The Monterey hotel, where we stayed, was absolutely delightful. Located at 406 Alvarado St., 2 short walking blocks from Fisherman’s Wharf, the hotel was completed in 1904 and was originally meant by its owners to be an alternative to the more expensive Del Monte Hotel. True to form, the European style of small rooms, elegantly appointed with a Victorian feel and a few larger suites create a character that is so vibrant and such a departure from staying at such venerable American counterparts as the Marriott or Doubletree.
The Monterey boasts 45 such rooms and we stayed in one of two fireplace suites while Tom and Jayme stayed in the junior suite. The junior suite is not so junior with its two bathrooms which makes any vacationing couple or especially family, quite happy.
The rooms were not large, but they didn’t need to be. A lot of attention was paid to the bathroom in the fireplace suite and the result is a kind of luxury that really make the stay rewarding. Marble tile floors and countertops as well as marble tiled large bathtubs with lots of room, the bathroom easily handles two people getting ready for the day. So many hotels focus on a large bedroom and small bath. Since the fireplace suite had the luxury of a living room with a sofa bed in it, the king bedroom was simply big enough while the oversized bathroom combined with the living area made a functional and comfortable arrangement.
Afternoons at the Monterey are punctuated by high-tea in a sparse but comfortable dining area of sorts. The hotel does not have a restaurant, but coffee, tea and hot cocoa are available and the cold rain outside made this twice as warm and inviting. Evenings from 8 to 10 the hotel provides cookies and milk with an assortment of hot beverages as well. Both offerings are quite a nice addition, but if you’re looking for sustenance or variety, you won’t find it here. The continental breakfast is a little more varied with bagels, donuts, cereals, fruit, coffee, juice and assorted condiments. Since breakfast isn’t my biggest meal of the day, I found it just to my liking and what’s more, the fruit was fresh and ripe, unlike many such offerings from other venues.
What makes the Monterey Hotel such a special place, of course, is Monterey. The sites and the attractions like the Monterey Bay Aquarium, Fisherman’s Wharf, Cannery Row and the coastline, make this a destination unique to the state, and that’s saying something. With the exception of busy days at the Aquarium, crowds never really seem to be a problem in Monterey. There’s plenty of room to walk around and lots of walking paths, bike and skating trails and a lot of hiking at nearby Pt. Lobos State Park or along 17 Mile Drive just south of the city.
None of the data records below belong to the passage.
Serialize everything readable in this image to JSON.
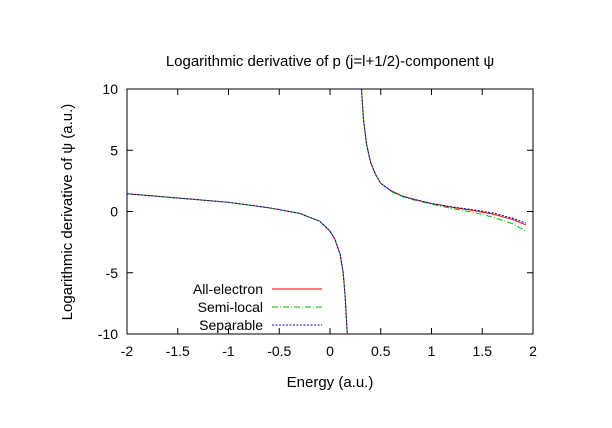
{
  "chart_data": {
    "type": "line",
    "title": "Logarithmic derivative of p (j=l+1/2)-component ψ",
    "xlabel": "Energy (a.u.)",
    "ylabel": "Logarithmic derivative of ψ (a.u.)",
    "xlim": [
      -2,
      2
    ],
    "ylim": [
      -10,
      10
    ],
    "x_ticks": [
      -2,
      -1.5,
      -1,
      -0.5,
      0,
      0.5,
      1,
      1.5,
      2
    ],
    "y_ticks": [
      -10,
      -5,
      0,
      5,
      10
    ],
    "x_tick_labels": [
      "-2",
      "-1.5",
      "-1",
      "-0.5",
      "0",
      "0.5",
      "1",
      "1.5",
      "2"
    ],
    "y_tick_labels": [
      "-10",
      "-5",
      "0",
      "5",
      "10"
    ],
    "grid": false,
    "legend_position": "bottom-left",
    "series": [
      {
        "name": "All-electron",
        "color": "#ff0000",
        "style": "solid",
        "branches": [
          [
            [
              -2.0,
              1.45
            ],
            [
              -1.5,
              1.1
            ],
            [
              -1.0,
              0.75
            ],
            [
              -0.6,
              0.3
            ],
            [
              -0.3,
              -0.15
            ],
            [
              -0.1,
              -0.8
            ],
            [
              0.0,
              -1.6
            ],
            [
              0.05,
              -2.3
            ],
            [
              0.1,
              -3.5
            ],
            [
              0.13,
              -5.0
            ],
            [
              0.15,
              -7.0
            ],
            [
              0.16,
              -8.5
            ],
            [
              0.17,
              -10.0
            ]
          ],
          [
            [
              0.31,
              10.0
            ],
            [
              0.33,
              7.5
            ],
            [
              0.36,
              5.5
            ],
            [
              0.4,
              4.0
            ],
            [
              0.45,
              3.0
            ],
            [
              0.5,
              2.3
            ],
            [
              0.6,
              1.7
            ],
            [
              0.7,
              1.3
            ],
            [
              0.8,
              1.05
            ],
            [
              0.9,
              0.85
            ],
            [
              1.0,
              0.65
            ],
            [
              1.2,
              0.35
            ],
            [
              1.4,
              0.1
            ],
            [
              1.6,
              -0.2
            ],
            [
              1.8,
              -0.65
            ],
            [
              1.93,
              -1.1
            ]
          ]
        ]
      },
      {
        "name": "Semi-local",
        "color": "#00c000",
        "style": "dash-dot",
        "branches": [
          [
            [
              -2.0,
              1.45
            ],
            [
              -1.5,
              1.1
            ],
            [
              -1.0,
              0.75
            ],
            [
              -0.6,
              0.3
            ],
            [
              -0.3,
              -0.15
            ],
            [
              -0.1,
              -0.8
            ],
            [
              0.0,
              -1.6
            ],
            [
              0.05,
              -2.3
            ],
            [
              0.1,
              -3.5
            ],
            [
              0.13,
              -5.0
            ],
            [
              0.15,
              -7.0
            ],
            [
              0.16,
              -8.5
            ],
            [
              0.17,
              -10.0
            ]
          ],
          [
            [
              0.31,
              10.0
            ],
            [
              0.33,
              7.5
            ],
            [
              0.36,
              5.5
            ],
            [
              0.4,
              4.0
            ],
            [
              0.45,
              3.0
            ],
            [
              0.5,
              2.3
            ],
            [
              0.6,
              1.65
            ],
            [
              0.7,
              1.25
            ],
            [
              0.8,
              1.0
            ],
            [
              0.9,
              0.8
            ],
            [
              1.0,
              0.6
            ],
            [
              1.2,
              0.25
            ],
            [
              1.4,
              -0.05
            ],
            [
              1.6,
              -0.45
            ],
            [
              1.8,
              -1.0
            ],
            [
              1.93,
              -1.6
            ]
          ]
        ]
      },
      {
        "name": "Separable",
        "color": "#0000c0",
        "style": "dotted",
        "branches": [
          [
            [
              -2.0,
              1.45
            ],
            [
              -1.5,
              1.1
            ],
            [
              -1.0,
              0.75
            ],
            [
              -0.6,
              0.3
            ],
            [
              -0.3,
              -0.15
            ],
            [
              -0.1,
              -0.8
            ],
            [
              0.0,
              -1.6
            ],
            [
              0.05,
              -2.3
            ],
            [
              0.1,
              -3.5
            ],
            [
              0.13,
              -5.0
            ],
            [
              0.15,
              -7.0
            ],
            [
              0.16,
              -8.5
            ],
            [
              0.17,
              -10.0
            ]
          ],
          [
            [
              0.31,
              10.0
            ],
            [
              0.33,
              7.5
            ],
            [
              0.36,
              5.5
            ],
            [
              0.4,
              4.0
            ],
            [
              0.45,
              3.0
            ],
            [
              0.5,
              2.3
            ],
            [
              0.6,
              1.7
            ],
            [
              0.7,
              1.3
            ],
            [
              0.8,
              1.05
            ],
            [
              0.9,
              0.85
            ],
            [
              1.0,
              0.65
            ],
            [
              1.2,
              0.38
            ],
            [
              1.4,
              0.15
            ],
            [
              1.6,
              -0.1
            ],
            [
              1.8,
              -0.55
            ],
            [
              1.93,
              -0.95
            ]
          ]
        ]
      }
    ]
  }
}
The other thing that makes the Monterey Hotel special is its ambience and character. Prices for smaller rooms start at $139.00 and go up to $299.00 a night for the fireplace suite that includes a king sized bed and a sofa sleeper but you won’t find this kind of character at a chain hotel, nor are you likely to find such friendly and helpful staff and that’s worth a lot when on the road.
On arrival we were greeted warmly, assisted to our rooms and given information on where to find virtually everything. Each encounter with a staff member was made personable and individual and that, it seems to me, is what travel is really all about. It’s nice to meet people who aren’t merely stand-ins for the corporate giant, but people who truly like their work and want to see the customer satisfied. And before you doff your political cap about evil corporations, a hat I take great pride in knocking off when I can, remember that the Monterey hotel is owned by Moonstone Hotel Properties out of Cambria, California and is merely one jewel in a crown of hotels along the Central California coast. Apparently this corporation understands customer service.